January 5, 2015
Written by Maximus Peperkamp, M.S. Verbal Engineer
Dear Reader,
This writing is done in the afternoon instead of in the
early morning. Different circumstances make different stimuli available, which
evoke different behavior. Some of this writer’s writings were accidentally
deleted, but luckily he was able to retrieve the documents, because he had send
his writings to a friend. Much of his writings would have been lost if he hadn’t
shared it with someone. This writer is in a good mood, because he is having his
writings nicely organized, which makes it easier to send it to others. He also
feels more ready now to share his writings with others. This wasn’t always the
case. He looks forward to sharing his work.
He anticipates how others will respond to what he writes. He
doesn’t want them to think that what they are reading is something he is saying
to them. Rather, he wants them to realize that they are probably imagining that
someone is talking to them while in fact they are only reading these written
words. They may have thoughts about what
is written here, but these thoughts are not part of any conversation, they are part of them just
talking with themselves and they are, perhaps, due to this writing, aware that
these words are behaved by them.
Since they are already talking with themselves
covertly, privately, they might as well talk with themselves overtly, publicly. If they would use this
text to talk with themselves overtly, they can hear their own sound while they
speak. This writing is then an opportunity to experience Sound Verbal Behavior (SVB)

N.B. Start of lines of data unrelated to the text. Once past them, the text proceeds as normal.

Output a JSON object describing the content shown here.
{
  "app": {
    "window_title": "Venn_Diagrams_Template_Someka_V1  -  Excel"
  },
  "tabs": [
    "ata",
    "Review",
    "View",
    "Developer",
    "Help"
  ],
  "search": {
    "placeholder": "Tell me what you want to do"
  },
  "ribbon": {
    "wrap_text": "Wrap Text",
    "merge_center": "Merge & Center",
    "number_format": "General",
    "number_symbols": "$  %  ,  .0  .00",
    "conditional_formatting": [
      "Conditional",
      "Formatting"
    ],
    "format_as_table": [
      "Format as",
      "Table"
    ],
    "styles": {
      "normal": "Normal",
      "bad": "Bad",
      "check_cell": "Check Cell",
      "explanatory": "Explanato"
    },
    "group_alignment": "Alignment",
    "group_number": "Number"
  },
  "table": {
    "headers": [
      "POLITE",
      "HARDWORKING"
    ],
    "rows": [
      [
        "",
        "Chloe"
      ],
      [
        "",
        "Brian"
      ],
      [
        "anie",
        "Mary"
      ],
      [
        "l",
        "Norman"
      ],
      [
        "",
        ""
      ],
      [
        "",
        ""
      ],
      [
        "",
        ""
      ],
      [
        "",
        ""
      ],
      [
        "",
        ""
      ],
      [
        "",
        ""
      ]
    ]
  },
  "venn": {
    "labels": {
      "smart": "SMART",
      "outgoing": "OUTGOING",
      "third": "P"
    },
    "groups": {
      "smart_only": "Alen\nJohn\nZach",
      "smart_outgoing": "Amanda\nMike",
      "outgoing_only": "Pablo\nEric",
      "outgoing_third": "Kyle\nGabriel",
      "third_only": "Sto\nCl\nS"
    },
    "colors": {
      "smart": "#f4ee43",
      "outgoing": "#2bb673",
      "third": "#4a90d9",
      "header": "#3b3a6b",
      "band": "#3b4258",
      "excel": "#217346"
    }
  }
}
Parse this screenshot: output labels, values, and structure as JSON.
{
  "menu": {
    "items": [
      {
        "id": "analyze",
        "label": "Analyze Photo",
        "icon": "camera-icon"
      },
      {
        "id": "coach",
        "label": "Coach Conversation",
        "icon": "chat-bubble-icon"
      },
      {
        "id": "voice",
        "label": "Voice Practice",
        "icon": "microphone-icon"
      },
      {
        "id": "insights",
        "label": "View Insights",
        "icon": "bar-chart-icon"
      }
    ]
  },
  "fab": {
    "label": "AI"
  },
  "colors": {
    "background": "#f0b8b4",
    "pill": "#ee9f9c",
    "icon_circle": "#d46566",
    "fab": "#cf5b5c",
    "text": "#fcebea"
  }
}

as one person. SVB can also be experienced by two or many persons, but usually this
doesn’t last very long, because speakers are not familiar enough with it to be
able to continue. We have SVB each time the circumstances are conducive to
it, but usually we have no clue as to what exactly makes it possible. If we
knew more accurately what makes it possible, we would have it more often, just because
we could.
The scientific explanation of behavior, that some antecedent
stimulus evokes a response, or that some consequence either reinforces or
punishes a response, or that some postcedent event increases or decreases
behavior, easily leads people to conclude that they see or hear or otherwise
notice the evocative stimulus or take note of the fact that their behavior has
positive or negative consequences and then decide to respond. Although the dominant NVB culture
perpetuates this fiction, our inner self-decider doesn’t exist. Every night when we sleep in our bed, we are
perfectly okay without such a behavior-managing agent. Sleep is better when we
forget who we are. Our inability to do so causes us insomnia. One may
argue, that we don’t need to behave in the night, that our busy, imaginary self can get a
rest, but, when we consider the ingredients of dreams, which are just another kind behavior,
we find all sorts of environmental independent variables that stimulate,
reinforce, trigger, punish, shape and extinguish, our behavior, the dream, the dependent
variable.
Behavior is tremendously complex and besides the relatively
simple three-term contingency, consisting of an evocative stimulus, a response
and a reinforcing or punishing consequence, the antecedent stimulus can be
expanded to innumerable amounts of other contingencies, called n-term contingencies,
which each contain “contextual antecedent stimuli, each of which functions to
alter the function of another stimulus, until we reach the stimulus that
actually evokes the behavior.” (Ledoux, 2014, p.287). These so-called “function-altering
stimuli” can alter “the function of another stimulus from the status of a
neutral stimulus to an evocative stimulus.” So, let’s say we want to visit a friend
on Labor Day. Because we have been drinking, a police car is suddenly no longer
experienced by us as a neutral stimulus, but as a punitive stimulus. We stop our car in
a side street and let someone, who didn’t drink drive and arrive safely at our
friend’s house, without getting a DUI.